Polres Bulukumba Bidik Dugaan Korupsi Pembangunan Jembatan Bialo

86
Dugaan korupsi proyek pembangunan jembatan Bialo mulai dibidik Polres Bulukumba. (IST)
iklan-sulselsatu-sumarsono

SULSELSATU.com, BULUKUMBA – Dugaan tindak pidana korupsi pada proyek jembatan muara sungai Bialo di Kampong Nipa, Kelurahan Bentenge, Kecamatan Ujung Bulu, Kabupaten Bulukumba mulai dibidik Polres Bulukumba.

Hal tersebut disampaikan Kasatreskrim Polres Bulukumba melalui Kanit Tipikor, Bripka Muh Ali, Selasa (13/3/2018).

Ali menuturkan, pihaknya telah melakukan pemanggilan kepada Pejabat Pembuat Komitmen (PPK) proyek tersebut untuk dimintai klarifikasinya.

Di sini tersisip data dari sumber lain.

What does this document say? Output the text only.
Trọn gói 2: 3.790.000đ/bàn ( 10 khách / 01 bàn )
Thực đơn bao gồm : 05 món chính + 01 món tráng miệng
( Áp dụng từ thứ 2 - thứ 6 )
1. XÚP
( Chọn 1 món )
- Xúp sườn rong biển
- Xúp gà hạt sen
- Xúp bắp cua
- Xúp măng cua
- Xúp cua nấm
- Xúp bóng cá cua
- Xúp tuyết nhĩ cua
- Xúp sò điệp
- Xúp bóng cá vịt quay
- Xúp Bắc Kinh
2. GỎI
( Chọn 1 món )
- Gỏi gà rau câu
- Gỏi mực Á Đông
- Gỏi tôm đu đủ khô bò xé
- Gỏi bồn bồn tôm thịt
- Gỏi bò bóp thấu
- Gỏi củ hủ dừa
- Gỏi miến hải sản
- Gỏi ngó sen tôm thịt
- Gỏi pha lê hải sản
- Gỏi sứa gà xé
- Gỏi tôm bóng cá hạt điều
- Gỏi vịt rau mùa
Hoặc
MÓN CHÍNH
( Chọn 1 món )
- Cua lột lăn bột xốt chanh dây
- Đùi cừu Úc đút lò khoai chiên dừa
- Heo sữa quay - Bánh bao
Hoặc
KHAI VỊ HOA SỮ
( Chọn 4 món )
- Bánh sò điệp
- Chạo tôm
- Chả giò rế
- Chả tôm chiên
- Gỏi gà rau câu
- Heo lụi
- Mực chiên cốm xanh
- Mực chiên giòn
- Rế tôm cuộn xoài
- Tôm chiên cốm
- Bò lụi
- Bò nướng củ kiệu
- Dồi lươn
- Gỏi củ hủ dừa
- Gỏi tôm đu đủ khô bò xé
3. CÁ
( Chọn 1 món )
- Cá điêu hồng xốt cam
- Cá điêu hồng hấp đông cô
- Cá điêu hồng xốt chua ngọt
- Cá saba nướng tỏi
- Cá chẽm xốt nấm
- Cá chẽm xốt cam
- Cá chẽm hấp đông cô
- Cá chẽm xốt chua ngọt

Namun hingga saat ini, PPK proyek tersebut belum datang menghadiri panggilan.

“Kami sudah undang tapi belum pernah datang. Nanti kita akan datangi langsung kantornya untuk dimintai keterangan,” ujar Ali.

Ali menambahkan, kasus tersebut nantinya bakal ditingkatkan ke proses penyelidikan, setelah bukti-bukti lengkap.

“Nanti dinaikkan ke penyelidikan kalau bukti-bukti sudah lengkap. Kita tunggu dulu,” tambahnya.

Sebelumnya, Kepala Dinas Pekerjaan Umum dan Perumahan Rakyat (PUPR) Bulukumba, Muhammad Amry membenarkan adanya surat panggilan yang dilayangkan kepolisian kepada pejabatnya terkait pembangunan jembatan muara sungai Bialo.

“Memang surat panggilan klarifikasi itu dia perlihatkan ke saya. Jadi saya bilang silakan ke sana karena ini panggilan klarifikasi,” katanya.

Sekadar diketahui, sesuai kontrak, proyek pembangunan pondasi senilai Rp 10,5 miliar jembatan tersebut seharusnya sudah rampung 24 November 2017 lalu. Namun, hingga waktu yang telah ditentukan, proyek belum rampung 100 persen.